Inizia a studiare danza classica e moderna in tenera età nella prolifica scena romana, conquistando una borsa di studio presso l’A.I.D. (Associazione Italiana Danzatori), dove si qualifica come ballerina professionista in vari stili di danza. Partendo da una base di danza classica e jazz, in stile Alvin Ailey, si distingue per la sua versatilità tecnica alle contaminazioni di stili. Continua la sua interminabile ricerca in Francia, dove si confronta con maestri di fama internazionale.

 

Lavora alcuni anni in compagnie come ballerina e coreografa, sia nel mondo del teatro che in televisione, collaborando con importanti registi di cui Pier’Alli, Liliana Cavani, Hugo De Ana, Marco Martinelli.

 

La sua esperienza teatrale spazia dall’operetta, alla commedia musicale, all’opera lirica.
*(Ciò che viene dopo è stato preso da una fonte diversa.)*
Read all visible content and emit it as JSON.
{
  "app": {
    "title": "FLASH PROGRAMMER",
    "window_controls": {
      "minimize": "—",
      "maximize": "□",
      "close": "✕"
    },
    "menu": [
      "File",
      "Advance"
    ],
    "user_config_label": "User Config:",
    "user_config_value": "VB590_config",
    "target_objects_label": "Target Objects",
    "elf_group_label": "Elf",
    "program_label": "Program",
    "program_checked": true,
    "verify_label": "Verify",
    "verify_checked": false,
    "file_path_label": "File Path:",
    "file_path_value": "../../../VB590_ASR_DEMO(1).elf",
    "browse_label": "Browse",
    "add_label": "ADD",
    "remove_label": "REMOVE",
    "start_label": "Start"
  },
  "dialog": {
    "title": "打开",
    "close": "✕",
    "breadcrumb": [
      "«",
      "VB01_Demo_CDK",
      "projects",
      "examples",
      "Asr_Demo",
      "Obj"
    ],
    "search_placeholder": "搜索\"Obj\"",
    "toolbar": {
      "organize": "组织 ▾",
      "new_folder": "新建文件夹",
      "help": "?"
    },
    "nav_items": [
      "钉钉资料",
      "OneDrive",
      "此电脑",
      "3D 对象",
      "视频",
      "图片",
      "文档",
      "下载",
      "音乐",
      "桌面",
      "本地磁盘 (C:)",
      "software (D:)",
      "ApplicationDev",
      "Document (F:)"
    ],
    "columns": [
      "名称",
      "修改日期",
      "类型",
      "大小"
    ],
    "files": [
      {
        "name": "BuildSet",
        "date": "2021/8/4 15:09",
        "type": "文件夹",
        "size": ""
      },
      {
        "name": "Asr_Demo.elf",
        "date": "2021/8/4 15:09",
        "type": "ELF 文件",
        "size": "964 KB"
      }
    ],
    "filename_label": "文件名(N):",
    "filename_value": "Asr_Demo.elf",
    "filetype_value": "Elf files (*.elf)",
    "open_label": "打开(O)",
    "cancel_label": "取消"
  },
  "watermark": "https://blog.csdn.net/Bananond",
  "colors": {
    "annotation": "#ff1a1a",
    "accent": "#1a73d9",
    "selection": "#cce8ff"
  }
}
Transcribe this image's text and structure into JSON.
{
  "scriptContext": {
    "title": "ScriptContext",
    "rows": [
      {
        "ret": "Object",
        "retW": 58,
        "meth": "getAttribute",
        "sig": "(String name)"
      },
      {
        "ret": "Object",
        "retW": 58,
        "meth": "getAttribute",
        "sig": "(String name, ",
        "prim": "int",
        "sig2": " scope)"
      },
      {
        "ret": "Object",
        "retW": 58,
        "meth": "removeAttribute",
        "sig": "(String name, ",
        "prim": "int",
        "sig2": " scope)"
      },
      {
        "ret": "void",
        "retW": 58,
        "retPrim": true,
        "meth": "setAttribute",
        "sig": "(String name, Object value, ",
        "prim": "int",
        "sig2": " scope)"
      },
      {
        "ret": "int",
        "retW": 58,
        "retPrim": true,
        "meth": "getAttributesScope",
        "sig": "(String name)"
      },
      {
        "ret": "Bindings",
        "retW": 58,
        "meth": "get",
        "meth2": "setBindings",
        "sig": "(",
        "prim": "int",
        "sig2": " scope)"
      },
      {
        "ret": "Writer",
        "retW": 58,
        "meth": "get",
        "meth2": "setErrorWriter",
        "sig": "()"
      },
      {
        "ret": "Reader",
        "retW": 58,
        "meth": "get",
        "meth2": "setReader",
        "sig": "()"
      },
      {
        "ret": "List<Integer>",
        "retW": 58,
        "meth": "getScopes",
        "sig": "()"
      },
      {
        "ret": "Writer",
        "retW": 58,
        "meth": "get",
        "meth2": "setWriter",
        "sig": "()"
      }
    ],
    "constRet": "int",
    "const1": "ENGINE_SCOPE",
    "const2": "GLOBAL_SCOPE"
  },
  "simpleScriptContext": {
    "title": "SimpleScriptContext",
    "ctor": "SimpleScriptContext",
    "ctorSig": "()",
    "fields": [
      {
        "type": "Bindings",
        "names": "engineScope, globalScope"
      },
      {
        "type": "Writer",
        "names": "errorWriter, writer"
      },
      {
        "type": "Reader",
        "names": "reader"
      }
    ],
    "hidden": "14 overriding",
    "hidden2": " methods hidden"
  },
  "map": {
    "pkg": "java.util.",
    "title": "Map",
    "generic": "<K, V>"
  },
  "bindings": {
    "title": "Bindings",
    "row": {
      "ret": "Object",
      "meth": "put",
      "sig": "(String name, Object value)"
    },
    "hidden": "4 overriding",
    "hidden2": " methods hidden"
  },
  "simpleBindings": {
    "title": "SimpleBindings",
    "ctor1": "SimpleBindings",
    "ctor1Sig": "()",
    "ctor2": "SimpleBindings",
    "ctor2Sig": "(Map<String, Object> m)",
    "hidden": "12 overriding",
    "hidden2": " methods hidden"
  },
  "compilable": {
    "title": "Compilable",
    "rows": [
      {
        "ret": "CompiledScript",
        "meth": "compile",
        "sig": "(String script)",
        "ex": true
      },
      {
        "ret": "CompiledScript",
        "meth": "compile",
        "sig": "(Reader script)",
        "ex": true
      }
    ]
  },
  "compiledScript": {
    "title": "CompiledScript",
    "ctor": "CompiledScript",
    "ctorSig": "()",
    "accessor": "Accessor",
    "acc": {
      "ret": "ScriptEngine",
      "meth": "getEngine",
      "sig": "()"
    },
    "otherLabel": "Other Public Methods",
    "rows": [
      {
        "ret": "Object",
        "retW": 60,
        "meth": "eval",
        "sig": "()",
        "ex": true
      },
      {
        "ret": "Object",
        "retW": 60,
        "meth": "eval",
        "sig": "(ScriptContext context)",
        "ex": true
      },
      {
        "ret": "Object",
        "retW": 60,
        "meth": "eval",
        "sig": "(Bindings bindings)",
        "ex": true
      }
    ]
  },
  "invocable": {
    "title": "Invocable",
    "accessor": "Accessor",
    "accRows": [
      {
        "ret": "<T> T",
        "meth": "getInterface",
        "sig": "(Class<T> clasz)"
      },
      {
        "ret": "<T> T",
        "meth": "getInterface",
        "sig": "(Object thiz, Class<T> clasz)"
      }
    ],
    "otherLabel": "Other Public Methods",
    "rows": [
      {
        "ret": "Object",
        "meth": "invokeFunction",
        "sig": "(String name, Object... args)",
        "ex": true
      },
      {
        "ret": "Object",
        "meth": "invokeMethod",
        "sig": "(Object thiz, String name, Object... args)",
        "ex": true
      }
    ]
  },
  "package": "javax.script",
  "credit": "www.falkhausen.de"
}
Significativo il suo lavoro di coreografa, altre ai ruoli di ballerina, nelle operette, dove lavora con Franco Oppini, Annalisa Cucchiara, Edoardo Guarnera, Gabriele Villa e Pippo Santonastaso. Nella commedia musicale si ricordi invece la parte di Betty di Boston in “No, o Nanette”, di Irving Caesar e Otto Harbach; nell’Opera di Massenet, “Werther”, di ambientazione anni ’40, interpreta il ruolo di unico mimo (cameriera pin up) accanto ad Andrea Bocelli, per la regia di Liliana Cavani.

 

Dopo questo percorso artistico si riconoscono le sue spiccate caratteristiche che la portano nel mondo Burlesque, seguendo rigorosamente le più prestigiose insegnanti della London Academy of Burlesque e della Coquineries École Paris, creando il brillante personaggio Betty Rose, una frizzante e maliziosa pin up, un’esplosione di curve mozzafiato, sexy e spiritosa, una “nouvelle” Betty Boop.

 

Gli impegni attuali la portano in tournée con lo spettacolo “The Girlie Show” e “A qualcuno piace.. Burlesque”, nonché con la mostra fotografica di Marco Girolami “Burlesque – L’ironica seduzione d’amore”, evento che inaugura ufficialmente gli eventi collaterali per l’apertura della Biennale Internazionale dell’Arte Contemporanea a Brescia ai Musei Mazzucchelli.

 

Avendo una formazione di ballerina, ma anche di attrice, porta avanti un Burlesque che si differenzia dal filone di questa disciplina che sta spopolando in Italia. Il Bon Ton Burlesque di Betty Rose ha infatti una matrice prettamente italiana, che parte fondamentalmente dal Varietà Italiano, poi Teatri di Rivista, che si afferma nella prima metà del secolo scorso.

 

Non abbandona comunque la danza: è infatti tutt’oggi insegnante e coreografa.